The concept behind Project: Finding Home is original enough: exploring the complex and changing notions of “home,” using the shared experience of Filipino migrant workers in Taiwan. It’s a voice that’s easily lost in a cultural sphere where stories of the “foreign” experience are predominantly white, male and middle class.

But the image Ventura projects isn’t one that’s riddled with crushing tales of an oppressed minority, either. Rather, his message lies somewhere between horror and hope, loss and gain, fatalism and wresting back control. His paintings and installations exhibit how there’s neither brooding nor acceptance of displacement, but a mere appreciation of the journey, and by extension, learning to come to terms with the realization that a life lived abroad is one that escapes comprehension.


The exhibition starts outside the museum where Ventura’s Rainbow Bridges greets passersby and sets the tone for the rest of the show. Here, Ventura paints rainbow colors over bamboo from Nantou County which is twisted and looped to resemble a giant DNA double helix. Next to it is a bahay kubo, or a traditional Filipino stilt house.

A lot of inferences about the exhibition’s main themes can be drawn — journeys, destinations, familial bonds, the idea of interconnectedness. Rainbows almost always have positive connotations and the effect is dreamy, playful even, with parts of the installation looking more like slides and roller coasters.

Exhibition notes

What: Project: Finding Home (菲常態:尋找家園)

Where: Museum of Contemporary Art, Taipei (台北當代藝術館, MOCA, Taipei), 39 Changan W Rd, Taipei City (台北市長安西路39號), tel: (02) 2552-3720

When: Until Nov. 20. Open Tuesdays to Sundays from 10am to 6pm

Admission: NT$50

On the net: www.mocataipei.org.tw

Ventura, whose work has been exhibited in Taiwan a couple of times, tells me in an e-mail that during his multiple trips from the Philippines to Taiwan, he’s always encountered overseas Filipino workers. The frequent encounters inspired him to dedicate the installation to them.

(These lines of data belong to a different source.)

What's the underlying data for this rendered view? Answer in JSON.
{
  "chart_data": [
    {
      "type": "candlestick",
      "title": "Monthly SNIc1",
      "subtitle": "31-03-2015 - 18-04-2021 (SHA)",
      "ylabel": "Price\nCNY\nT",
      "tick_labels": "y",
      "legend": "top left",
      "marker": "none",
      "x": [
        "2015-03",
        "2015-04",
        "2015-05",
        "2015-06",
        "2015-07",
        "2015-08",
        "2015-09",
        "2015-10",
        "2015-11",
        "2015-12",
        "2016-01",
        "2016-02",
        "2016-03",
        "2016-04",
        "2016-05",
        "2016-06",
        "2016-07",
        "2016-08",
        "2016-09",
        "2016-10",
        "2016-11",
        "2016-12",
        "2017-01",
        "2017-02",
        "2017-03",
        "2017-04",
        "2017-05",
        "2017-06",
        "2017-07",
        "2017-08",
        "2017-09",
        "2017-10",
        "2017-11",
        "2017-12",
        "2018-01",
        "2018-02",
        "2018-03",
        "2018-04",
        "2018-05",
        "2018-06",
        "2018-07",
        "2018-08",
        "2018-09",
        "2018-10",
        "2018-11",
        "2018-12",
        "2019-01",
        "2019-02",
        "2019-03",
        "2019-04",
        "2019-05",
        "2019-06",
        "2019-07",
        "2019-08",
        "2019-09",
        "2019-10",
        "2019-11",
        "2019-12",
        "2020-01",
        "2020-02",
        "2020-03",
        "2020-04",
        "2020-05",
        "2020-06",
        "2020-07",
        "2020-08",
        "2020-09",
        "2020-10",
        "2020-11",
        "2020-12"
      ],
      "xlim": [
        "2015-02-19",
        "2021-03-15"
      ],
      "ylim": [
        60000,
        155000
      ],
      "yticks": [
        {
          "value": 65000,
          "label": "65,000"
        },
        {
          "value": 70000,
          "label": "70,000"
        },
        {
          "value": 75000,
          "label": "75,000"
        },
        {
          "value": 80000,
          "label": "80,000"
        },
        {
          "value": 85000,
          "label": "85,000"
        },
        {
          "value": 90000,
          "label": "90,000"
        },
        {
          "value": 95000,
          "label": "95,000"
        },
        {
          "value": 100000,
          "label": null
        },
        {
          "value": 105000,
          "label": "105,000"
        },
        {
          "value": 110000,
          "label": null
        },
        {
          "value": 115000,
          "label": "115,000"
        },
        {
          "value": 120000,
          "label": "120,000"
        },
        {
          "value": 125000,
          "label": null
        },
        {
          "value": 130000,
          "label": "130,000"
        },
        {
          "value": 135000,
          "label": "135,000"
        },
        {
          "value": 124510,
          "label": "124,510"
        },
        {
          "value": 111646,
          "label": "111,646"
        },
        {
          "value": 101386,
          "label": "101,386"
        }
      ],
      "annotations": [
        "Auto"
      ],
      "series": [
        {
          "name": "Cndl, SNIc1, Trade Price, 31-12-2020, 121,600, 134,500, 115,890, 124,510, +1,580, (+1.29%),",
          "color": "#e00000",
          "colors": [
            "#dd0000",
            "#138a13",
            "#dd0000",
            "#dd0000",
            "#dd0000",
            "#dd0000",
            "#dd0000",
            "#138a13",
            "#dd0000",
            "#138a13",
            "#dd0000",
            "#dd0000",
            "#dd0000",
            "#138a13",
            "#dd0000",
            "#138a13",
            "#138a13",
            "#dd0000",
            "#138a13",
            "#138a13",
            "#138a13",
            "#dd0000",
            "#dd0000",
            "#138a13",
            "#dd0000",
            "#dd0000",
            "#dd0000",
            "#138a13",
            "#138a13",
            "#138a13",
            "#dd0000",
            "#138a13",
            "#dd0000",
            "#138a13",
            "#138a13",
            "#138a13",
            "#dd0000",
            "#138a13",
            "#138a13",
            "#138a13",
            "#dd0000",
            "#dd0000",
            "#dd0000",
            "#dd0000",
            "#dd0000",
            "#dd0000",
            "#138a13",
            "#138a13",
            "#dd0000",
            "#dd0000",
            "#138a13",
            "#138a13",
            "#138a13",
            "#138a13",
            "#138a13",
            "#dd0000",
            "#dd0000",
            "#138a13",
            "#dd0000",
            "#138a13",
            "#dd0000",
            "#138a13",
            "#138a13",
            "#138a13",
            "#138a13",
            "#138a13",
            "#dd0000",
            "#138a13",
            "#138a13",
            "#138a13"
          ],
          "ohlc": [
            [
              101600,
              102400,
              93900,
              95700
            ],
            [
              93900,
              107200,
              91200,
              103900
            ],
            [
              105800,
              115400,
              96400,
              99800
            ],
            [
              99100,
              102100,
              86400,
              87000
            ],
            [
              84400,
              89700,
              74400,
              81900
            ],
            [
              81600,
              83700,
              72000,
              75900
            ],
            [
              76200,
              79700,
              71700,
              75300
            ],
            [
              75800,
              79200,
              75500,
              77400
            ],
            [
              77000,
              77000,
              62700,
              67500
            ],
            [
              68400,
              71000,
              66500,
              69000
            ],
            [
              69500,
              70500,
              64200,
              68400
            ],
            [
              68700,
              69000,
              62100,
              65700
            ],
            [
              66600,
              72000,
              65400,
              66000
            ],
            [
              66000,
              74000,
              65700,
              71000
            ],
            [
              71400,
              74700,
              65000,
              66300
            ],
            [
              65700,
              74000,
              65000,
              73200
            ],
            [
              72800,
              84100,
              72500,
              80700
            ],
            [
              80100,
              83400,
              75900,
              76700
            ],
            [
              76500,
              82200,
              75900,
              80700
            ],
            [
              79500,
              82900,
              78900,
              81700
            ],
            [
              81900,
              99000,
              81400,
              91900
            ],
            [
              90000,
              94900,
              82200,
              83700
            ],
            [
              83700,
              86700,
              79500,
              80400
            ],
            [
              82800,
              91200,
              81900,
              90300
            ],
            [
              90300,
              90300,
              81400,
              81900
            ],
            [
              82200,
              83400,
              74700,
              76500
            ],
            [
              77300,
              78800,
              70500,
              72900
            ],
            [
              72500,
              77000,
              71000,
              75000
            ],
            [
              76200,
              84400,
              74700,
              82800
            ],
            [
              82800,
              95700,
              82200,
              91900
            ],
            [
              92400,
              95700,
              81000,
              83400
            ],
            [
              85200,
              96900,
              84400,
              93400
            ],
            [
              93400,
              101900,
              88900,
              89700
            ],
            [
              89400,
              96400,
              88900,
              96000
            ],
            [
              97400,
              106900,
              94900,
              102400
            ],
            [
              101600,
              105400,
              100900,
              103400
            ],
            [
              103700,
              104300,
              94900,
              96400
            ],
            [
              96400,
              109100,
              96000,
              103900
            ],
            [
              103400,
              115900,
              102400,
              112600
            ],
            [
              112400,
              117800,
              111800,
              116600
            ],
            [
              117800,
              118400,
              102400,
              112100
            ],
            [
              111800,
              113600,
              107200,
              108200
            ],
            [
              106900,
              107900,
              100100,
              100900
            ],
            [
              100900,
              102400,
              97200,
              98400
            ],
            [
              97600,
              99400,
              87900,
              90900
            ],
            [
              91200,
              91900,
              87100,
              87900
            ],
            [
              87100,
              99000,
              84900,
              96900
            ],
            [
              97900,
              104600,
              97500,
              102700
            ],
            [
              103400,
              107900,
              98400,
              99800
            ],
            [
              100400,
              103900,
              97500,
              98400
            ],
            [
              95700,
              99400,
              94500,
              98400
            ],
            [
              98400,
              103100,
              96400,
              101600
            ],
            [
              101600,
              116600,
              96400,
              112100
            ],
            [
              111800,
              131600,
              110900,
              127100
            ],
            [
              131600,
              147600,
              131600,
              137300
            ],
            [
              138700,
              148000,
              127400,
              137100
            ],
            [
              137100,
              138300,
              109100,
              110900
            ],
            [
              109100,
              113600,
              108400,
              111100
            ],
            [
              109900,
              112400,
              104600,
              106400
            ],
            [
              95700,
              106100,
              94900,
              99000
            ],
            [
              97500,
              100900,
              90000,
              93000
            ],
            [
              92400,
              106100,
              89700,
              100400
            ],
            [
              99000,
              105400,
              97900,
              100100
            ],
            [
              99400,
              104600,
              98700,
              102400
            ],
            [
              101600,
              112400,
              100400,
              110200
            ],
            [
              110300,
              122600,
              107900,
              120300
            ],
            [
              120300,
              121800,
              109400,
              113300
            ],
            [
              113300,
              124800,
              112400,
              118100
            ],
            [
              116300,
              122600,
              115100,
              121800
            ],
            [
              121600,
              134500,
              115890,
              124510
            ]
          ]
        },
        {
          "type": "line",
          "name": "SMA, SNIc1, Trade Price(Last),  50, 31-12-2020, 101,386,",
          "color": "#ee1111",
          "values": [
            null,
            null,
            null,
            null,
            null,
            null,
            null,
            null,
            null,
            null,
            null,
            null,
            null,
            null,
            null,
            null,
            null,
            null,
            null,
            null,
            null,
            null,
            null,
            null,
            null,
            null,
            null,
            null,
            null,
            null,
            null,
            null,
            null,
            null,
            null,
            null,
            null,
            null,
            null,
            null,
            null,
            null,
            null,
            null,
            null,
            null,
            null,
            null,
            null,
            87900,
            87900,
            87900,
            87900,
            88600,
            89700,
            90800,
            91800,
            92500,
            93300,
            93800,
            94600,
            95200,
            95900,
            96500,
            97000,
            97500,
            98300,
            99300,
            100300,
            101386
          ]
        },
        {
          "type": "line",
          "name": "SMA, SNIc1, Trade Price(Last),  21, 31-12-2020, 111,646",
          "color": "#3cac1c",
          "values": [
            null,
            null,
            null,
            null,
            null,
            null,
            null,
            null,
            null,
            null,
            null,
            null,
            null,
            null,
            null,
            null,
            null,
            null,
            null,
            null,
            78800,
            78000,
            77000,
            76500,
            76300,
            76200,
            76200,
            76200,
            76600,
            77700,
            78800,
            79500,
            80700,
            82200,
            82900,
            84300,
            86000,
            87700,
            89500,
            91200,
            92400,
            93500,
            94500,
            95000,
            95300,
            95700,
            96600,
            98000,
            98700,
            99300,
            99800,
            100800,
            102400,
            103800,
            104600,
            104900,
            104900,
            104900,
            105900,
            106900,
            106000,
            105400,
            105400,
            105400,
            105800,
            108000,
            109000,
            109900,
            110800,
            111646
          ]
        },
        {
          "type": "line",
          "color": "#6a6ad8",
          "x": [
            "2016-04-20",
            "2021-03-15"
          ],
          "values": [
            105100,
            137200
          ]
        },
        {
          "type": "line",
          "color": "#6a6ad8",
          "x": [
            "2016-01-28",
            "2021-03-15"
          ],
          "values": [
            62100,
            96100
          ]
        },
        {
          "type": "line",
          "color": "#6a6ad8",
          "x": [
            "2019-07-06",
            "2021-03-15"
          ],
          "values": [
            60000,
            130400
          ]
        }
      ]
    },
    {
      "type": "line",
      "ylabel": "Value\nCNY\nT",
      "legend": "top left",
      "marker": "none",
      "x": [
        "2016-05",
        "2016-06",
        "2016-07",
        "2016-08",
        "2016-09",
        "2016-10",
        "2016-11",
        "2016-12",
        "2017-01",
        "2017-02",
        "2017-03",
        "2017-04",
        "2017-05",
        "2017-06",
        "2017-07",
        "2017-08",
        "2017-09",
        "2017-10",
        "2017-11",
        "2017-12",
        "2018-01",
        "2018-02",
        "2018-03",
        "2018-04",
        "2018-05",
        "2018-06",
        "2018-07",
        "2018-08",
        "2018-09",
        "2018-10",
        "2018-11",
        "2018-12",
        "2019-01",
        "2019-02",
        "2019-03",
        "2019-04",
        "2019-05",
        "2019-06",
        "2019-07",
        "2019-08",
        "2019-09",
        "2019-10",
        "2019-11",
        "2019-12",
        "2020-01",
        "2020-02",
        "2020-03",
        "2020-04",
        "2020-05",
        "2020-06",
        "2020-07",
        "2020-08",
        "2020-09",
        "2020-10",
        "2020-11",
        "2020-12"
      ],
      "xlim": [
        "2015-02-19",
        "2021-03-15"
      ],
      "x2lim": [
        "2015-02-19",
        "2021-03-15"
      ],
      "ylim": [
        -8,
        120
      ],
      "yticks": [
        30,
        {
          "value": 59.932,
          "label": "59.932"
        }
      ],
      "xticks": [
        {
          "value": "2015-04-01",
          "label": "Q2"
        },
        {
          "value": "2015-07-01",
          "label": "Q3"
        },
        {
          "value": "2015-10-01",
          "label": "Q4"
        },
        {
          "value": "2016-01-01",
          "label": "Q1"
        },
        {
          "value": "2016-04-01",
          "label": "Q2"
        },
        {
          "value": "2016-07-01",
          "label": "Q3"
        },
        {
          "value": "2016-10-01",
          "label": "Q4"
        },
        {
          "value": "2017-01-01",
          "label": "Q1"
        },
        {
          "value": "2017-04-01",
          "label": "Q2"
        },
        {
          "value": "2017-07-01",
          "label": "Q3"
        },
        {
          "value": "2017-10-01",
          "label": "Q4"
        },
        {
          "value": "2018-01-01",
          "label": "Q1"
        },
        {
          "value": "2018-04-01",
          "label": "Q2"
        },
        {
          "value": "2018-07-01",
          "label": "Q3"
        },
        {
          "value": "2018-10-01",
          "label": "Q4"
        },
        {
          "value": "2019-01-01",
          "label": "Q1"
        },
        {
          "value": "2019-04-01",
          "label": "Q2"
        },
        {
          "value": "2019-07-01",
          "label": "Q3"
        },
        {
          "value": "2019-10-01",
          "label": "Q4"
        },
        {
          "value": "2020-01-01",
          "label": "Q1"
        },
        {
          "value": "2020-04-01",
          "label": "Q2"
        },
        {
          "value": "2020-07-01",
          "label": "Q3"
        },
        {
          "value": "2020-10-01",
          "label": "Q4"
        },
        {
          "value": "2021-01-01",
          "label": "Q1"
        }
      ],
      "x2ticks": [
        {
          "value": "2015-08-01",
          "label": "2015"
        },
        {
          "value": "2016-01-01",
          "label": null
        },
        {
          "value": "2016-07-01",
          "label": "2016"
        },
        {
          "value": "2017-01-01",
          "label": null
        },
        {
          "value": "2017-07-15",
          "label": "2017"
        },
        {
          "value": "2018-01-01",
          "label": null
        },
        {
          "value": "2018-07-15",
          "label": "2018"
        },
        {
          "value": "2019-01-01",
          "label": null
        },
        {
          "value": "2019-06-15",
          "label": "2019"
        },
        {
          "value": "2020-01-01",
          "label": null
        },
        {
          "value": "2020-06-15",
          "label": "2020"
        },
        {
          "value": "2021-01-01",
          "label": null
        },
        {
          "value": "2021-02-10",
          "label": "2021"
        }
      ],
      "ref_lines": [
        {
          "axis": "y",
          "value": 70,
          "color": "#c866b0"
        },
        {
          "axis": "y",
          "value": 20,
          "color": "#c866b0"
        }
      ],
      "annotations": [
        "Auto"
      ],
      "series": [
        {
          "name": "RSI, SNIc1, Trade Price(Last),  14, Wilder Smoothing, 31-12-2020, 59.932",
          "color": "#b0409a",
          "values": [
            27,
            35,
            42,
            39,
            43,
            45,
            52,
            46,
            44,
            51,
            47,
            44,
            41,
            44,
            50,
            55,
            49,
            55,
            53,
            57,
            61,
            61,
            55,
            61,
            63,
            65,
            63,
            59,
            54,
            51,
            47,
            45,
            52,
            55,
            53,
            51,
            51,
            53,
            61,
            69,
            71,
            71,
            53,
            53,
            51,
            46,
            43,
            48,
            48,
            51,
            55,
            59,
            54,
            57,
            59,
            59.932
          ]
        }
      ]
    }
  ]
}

“It’s hard to miss them if you are a Filipino traveling outside the Philippines or coming back,” Ventura says. “You’ll meet them at the airport or sit beside them on the plane.”

He hopes that Filipino workers who pass by the museum on their days off on Sundays will notice the bahay kubo and that it’ll “bring to mind fond memories of home.”

This is the only free part of the exhibition that’s also in a public space, and arguably, for everyone’s consumption. One metro stop away is Taipei Railway Station where Filipino migrant workers gather on weekends. When I visit on a week day, it’s mostly Taiwanese teenagers — who do not appear to grasp fully the installation’s significance — sitting on the bamboo, taking pictures with their selfie sticks.


Upon entering the museum, the exhibition grows increasingly trance-like with themes and motifs in each room building onto each other and strung together by audio aids such as the sound of waves crashing or the lulling noise of a rotating carousel. I feel like I’m embarking on a journey with Ventura and meeting a slew of characters — both human and otherworldly — along the way.

The ebb and flow mirrors, in many ways, Ventura’s own perception of home.

“Home for me is one of most fundamental needs of a human being, but it can be anywhere and it can change through time — it is not something final or fixed to a certain location,” he says.